Никто не вмешивался. Все ждали, что произойдет дальше.
— А-а… — разочарованно произнес Фомин. — Это ты? Сейчас я из тебя котлету сделаю.
— Только посмей! — Петров тоже спрыгнул вниз.
— И ты хочешь? — Фомин ухмыльнулся, — Да я вас двоих одной соплей перешибу.
— Не перешибешь, — сказал Колька и загородил меня.
Со стороны это, должно быть, выглядело смешно: большой и маленький, Пат и Паташон, и маленький защищает большого.
Все заулыбались. Даже Ярчук улыбнулся. Потянул дружка за рукав:
— Оставь их.
Фомин стал собирать банки, свертки.
— Ничего не трогай! — срывающимся от волнения голосом крикнул Колька.
— Заткнись! — прошипел Фомин.
«Дурак, — подумал я о Кольке. — Сейчас накостыляют нам».
Фомин направил луч на Николая, спросил с издевкой:
— Вдаришь?
Я не успел сообразить — Колька выбросил кулак.
— Псих! — завопил Фомин. Сунул руку в карман.
Я понял, что обозначает этот жест. Внутри что-то оборвалось.
— Оставь их, — повторил Ярчук. — После поквитаемся.
Когда мы влезли на полку, Колька сказал:
— А ты, оказывается, смелый!
Я промолчал. Я не считал себя храбрецом, но Колькина похвала польстила мне.
— А я испугался, — признался Колька и всхлипнул.
Спать не хотелось. Вагон тоже не спал. Долетали голоса:
— …молодцы!
— …маленький особенно!
Показалось лицо владельца рюкзака.
— Это вам, ребятки. — Он протянул сверток, в котором оказалась ветчина, нарезанная тоненько, как в довоенное время.
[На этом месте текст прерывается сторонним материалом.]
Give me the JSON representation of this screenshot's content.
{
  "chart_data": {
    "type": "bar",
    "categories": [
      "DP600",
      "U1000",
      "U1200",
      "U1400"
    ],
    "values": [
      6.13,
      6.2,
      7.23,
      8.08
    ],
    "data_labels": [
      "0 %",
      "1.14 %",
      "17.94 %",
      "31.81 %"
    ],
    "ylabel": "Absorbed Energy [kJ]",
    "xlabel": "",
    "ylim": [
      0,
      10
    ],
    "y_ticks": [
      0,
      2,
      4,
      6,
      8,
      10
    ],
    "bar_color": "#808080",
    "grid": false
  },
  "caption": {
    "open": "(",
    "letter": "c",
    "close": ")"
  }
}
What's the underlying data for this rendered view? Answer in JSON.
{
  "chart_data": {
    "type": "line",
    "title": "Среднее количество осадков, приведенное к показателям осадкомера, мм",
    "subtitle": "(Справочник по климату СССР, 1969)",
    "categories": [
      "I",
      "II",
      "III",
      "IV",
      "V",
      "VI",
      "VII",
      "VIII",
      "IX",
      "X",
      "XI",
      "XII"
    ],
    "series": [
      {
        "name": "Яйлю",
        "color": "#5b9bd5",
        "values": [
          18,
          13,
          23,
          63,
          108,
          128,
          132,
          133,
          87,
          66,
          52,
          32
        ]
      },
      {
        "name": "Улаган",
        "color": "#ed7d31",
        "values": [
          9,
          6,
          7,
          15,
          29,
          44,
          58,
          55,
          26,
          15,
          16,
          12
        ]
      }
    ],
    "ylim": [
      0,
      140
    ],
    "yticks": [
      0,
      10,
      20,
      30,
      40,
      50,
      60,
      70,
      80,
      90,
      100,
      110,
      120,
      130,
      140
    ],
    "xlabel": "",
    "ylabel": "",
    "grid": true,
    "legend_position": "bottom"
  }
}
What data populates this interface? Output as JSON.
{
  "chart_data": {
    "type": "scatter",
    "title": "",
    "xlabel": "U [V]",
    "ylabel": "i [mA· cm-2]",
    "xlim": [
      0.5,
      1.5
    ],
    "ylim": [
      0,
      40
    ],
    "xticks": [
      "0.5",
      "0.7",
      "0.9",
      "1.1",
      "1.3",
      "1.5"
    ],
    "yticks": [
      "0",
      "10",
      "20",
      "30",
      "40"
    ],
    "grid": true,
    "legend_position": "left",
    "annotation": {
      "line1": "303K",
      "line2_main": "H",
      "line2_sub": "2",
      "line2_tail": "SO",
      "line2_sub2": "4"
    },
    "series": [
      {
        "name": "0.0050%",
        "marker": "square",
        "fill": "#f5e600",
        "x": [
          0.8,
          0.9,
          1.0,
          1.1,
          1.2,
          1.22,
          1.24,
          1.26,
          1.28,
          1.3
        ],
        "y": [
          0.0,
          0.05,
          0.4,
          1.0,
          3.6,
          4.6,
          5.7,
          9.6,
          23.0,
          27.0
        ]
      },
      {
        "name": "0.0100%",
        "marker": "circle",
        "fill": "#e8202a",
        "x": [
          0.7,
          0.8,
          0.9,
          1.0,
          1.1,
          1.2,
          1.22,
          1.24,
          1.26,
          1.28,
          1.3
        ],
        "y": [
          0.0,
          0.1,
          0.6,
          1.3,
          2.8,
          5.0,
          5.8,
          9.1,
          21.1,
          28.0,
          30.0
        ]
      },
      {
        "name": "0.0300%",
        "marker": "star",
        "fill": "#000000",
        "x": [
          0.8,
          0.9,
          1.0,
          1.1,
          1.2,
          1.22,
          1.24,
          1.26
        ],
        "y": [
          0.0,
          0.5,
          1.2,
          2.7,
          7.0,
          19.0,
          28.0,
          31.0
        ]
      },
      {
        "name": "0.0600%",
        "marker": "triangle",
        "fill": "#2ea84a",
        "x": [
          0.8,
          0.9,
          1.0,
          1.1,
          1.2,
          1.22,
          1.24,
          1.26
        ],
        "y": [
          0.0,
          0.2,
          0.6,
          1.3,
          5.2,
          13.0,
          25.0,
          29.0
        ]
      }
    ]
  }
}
Я обрадовался, а Колька удивленно спросил:
— Откуда такая?
— Отец принес.
— Отец?
— Отец. Он у меня агент… агент по снабжению. — Владелец рюкзака произнес последние слова с такой гордостью, словно его отец был маршалом или наркомом. — У нас дома такая ветчина не переводится.
— Значит, твой отец жулик. — Колька возвратил ветчину и добавил: — Жуликов стрелять надо!
В Горький поезд прибыл с опозданием. Мы вышли на привокзальную площадь. Длинными космами стлалась поземка, ветер швырял в лицо сухой, колючий снег. В центре площади на месте клумбы возвышался сугроб, на скамейках лежал снег, слегка припорошенный паровозной гарью. Я вспомнил все, что знал о Горьком — и городе, и писателе — и стал рассказывать об этом.
Меня никто не слушал. Все поеживались от пронизывавшего до костей ветра, с тоской поглядывали на вокзальные двери, из которых вырывались клубы пара. Все старались встать так, чтобы не он, а кто-нибудь другой подставлял бы ветру свою спину.
Папаша пересчитал нас — на этот раз без моей помощи: теперь мы не бродили, как в Москве, по привокзальной площади, стояли кучей, прижимая ладони к щекам.
— Пошли, сынки, — буднично сказал папаша, убедившись, что нас по-прежнему пятьдесят шесть.